At that moment, the kettle held 75 pounds of potatoes and 10 pounds of peas, plus spices for samosas made by Nirmala Gupta of Yorktown
Heights, whose Bombay Emerald Chutney Co. boasts authentic Indian food. The stuffed pastries and spicy, but not too hot, said Kamal Gupta, Nirmala’s husband, who helps with the business.
“Even a kid can eat them,” Kamal Gupta said, watching as his wife worked in the kitchen with four assistants. She also makes five chutneys ranging from a mild plum version up to the mint chutney, which Nirmala Gupta described as “South Indian spicy.”
The Cook and Bake Center, 360-C Mount Pleasant Ave., at the edge of Mamaroneck Village’s downtown, is the kitchen where some of the foods found in specialty stores, farmers markets and Whole Foods begin. In all, chefs, cooks and bakers from some 40 businesses use the kitchen and its stainless steel, chef-worthy equipment at a cost of $22 an hour for a minimum of four hours, Goldentaier said.
Every day is different, she says.
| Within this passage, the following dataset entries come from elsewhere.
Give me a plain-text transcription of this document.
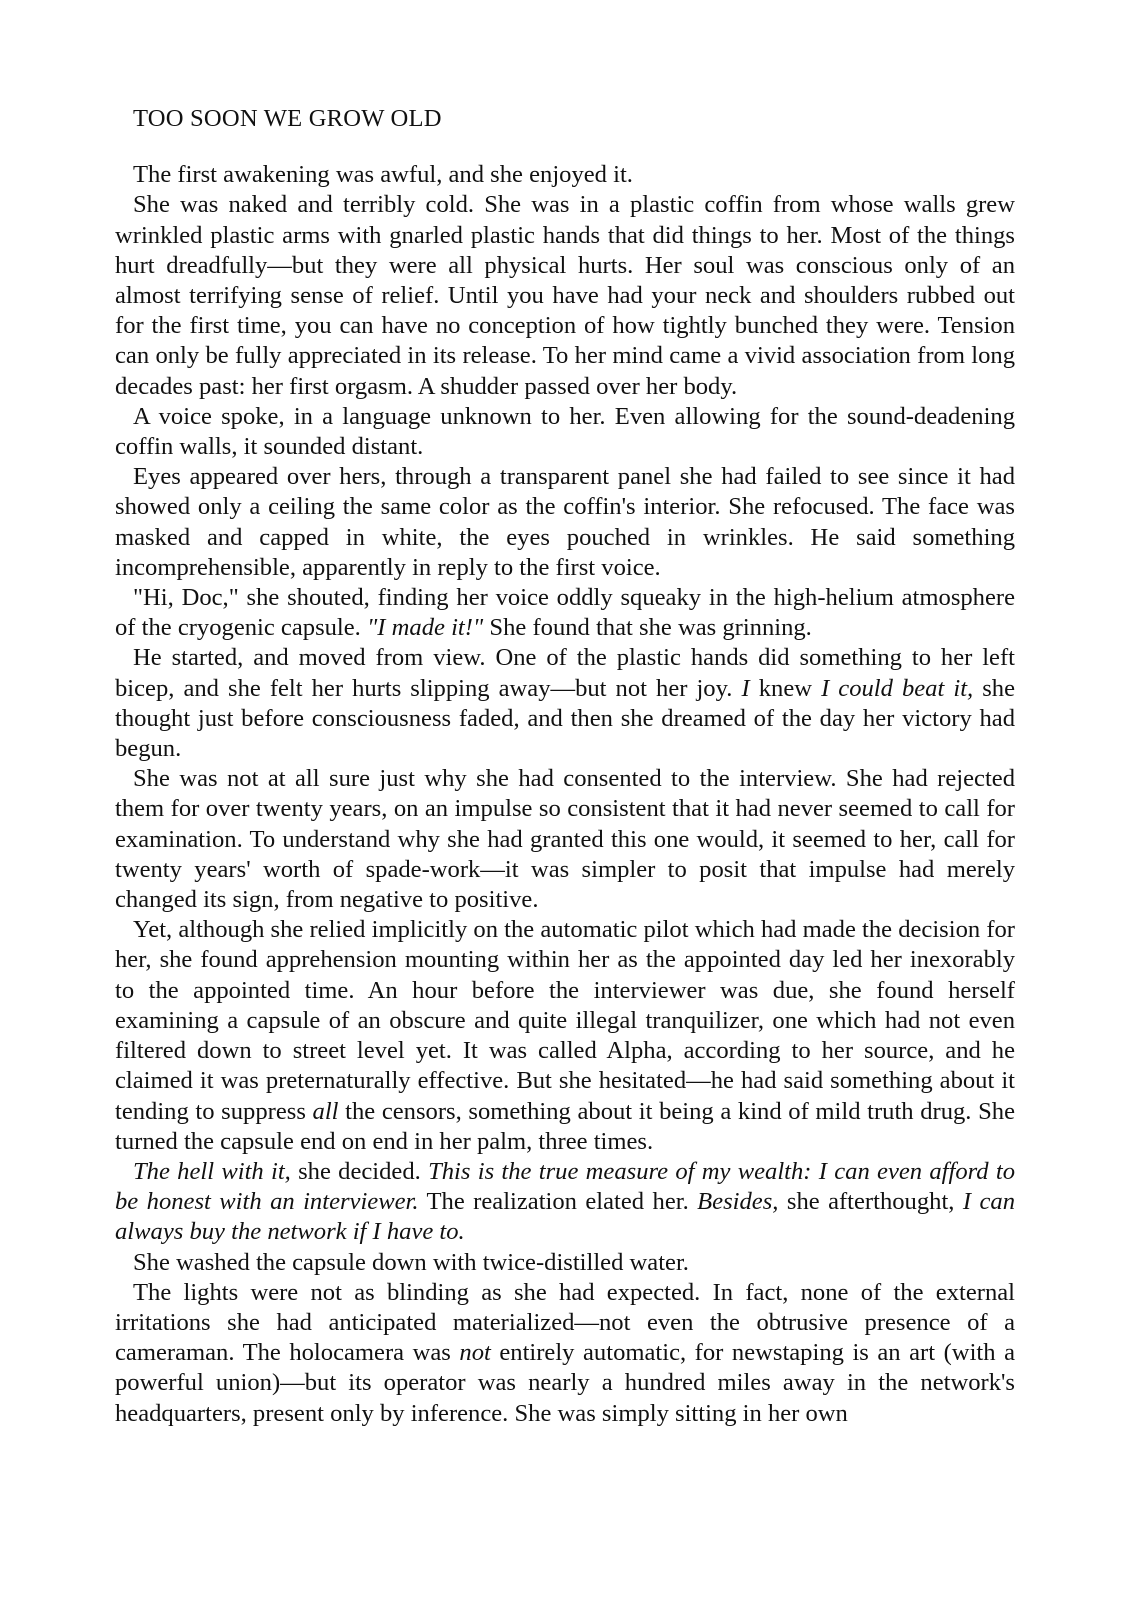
TOO SOON WE GROW OLD

The first awakening was awful, and she enjoyed it.

She was naked and terribly cold. She was in a plastic coffin from whose walls grew wrinkled plastic arms with gnarled plastic hands that did things to her. Most of the things hurt dreadfully—but they were all physical hurts. Her soul was conscious only of an almost terrifying sense of relief. Until you have had your neck and shoulders rubbed out for the first time, you can have no conception of how tightly bunched they were. Tension can only be fully appreciated in its release. To her mind came a vivid association from long decades past: her first orgasm. A shudder passed over her body.

A voice spoke, in a language unknown to her. Even allowing for the sound-deadening coffin walls, it sounded distant.

Eyes appeared over hers, through a transparent panel she had failed to see since it had showed only a ceiling the same color as the coffin's interior. She refocused. The face was masked and capped in white, the eyes pouched in wrinkles. He said something incomprehensible, apparently in reply to the first voice.

"Hi, Doc," she shouted, finding her voice oddly squeaky in the high-helium atmosphere of the cryogenic capsule. "I made it!" She found that she was grinning.

He started, and moved from view. One of the plastic hands did something to her left bicep, and she felt her hurts slipping away—but not her joy. I knew I could beat it, she thought just before consciousness faded, and then she dreamed of the day her victory had begun.

She was not at all sure just why she had consented to the interview. She had rejected them for over twenty years, on an impulse so consistent that it had never seemed to call for examination. To understand why she had granted this one would, it seemed to her, call for twenty years' worth of spade-work—it was simpler to posit that impulse had merely changed its sign, from negative to positive.

Yet, although she relied implicitly on the automatic pilot which had made the decision for her, she found apprehension mounting within her as the appointed day led her inexorably to the appointed time. An hour before the interviewer was due, she found herself examining a capsule of an obscure and quite illegal tranquilizer, one which had not even filtered down to street level yet. It was called Alpha, according to her source, and he claimed it was preternaturally effective. But she hesitated—he had said something about it tending to suppress all the censors, something about it being a kind of mild truth drug. She turned the capsule end on end in her palm, three times.

The hell with it, she decided. This is the true measure of my wealth: I can even afford to be honest with an interviewer. The realization elated her. Besides, she afterthought, I can always buy the network if I have to.

She washed the capsule down with twice-distilled water.

The lights were not as blinding as she had expected. In fact, none of the external irritations she had anticipated materialized—not even the obtrusive presence of a cameraman. The holocamera was not entirely automatic, for newstaping is an art (with a powerful union)—but its operator was nearly a hundred miles away in the network's headquarters, present only by inference. She was simply sitting in her own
Sweetie Jo’s organic chocolate chip cookies are made there. Deb’s Farmhouse Kitchen fills the place with 150 pounds of gluten-free granola a week. Salad dressings, Italian biscotti and African hot sauce also spring to life under its roof.
“When you’re a small business, you don’t have the money to buy all the equipment,” said Priscila Consiglio, 31, of Hartsdale, production manager for Harrison-based Sweetie Jo’s, who was baking tray after tray of chocolate chip cookies with newly hired assistant Kim Maddock, 23.
No one has to tell Deb Magdalin how hard it is to find a good place to cook. To make her Deb’s Farmhouse Kitchen granola and brownies, she spent “the better part of a year” asking restaurants, diners, bakeries, tea shops and even pizzerias if there was any downtime in their kitchens, day or night, when she could cook.
“For most of us, it would not be feasible to create a business like this without her kitchen,” said Magdalin, of Greenwich, Conn.
The Cook and Bake Center was started a couple of years ago, after Goldentaier, a chef with French training, stopped working as a caterer and chef in Manhattan and Westchester and went into business in the community where she lives. it took more than a year to set up the 1,000-square-foot space and obtain all the certificates and approvals she needed. But she’s happy there.
“No more running to the city, no,” she said. “This is my town. I’ll stay here.”
With her training, she can help people develop recipes, showing cooks and bakers ways to make gluten-free versions of their foods, for instance.
“Gluten-free tastes good fi you know how to do it,” she said.
She can arrange to have helpers there, and she did for the Guptas. That’s a good thing, because Goldentaier has enough equipment to cook plenty of food.
“You can cook for an army,” she said.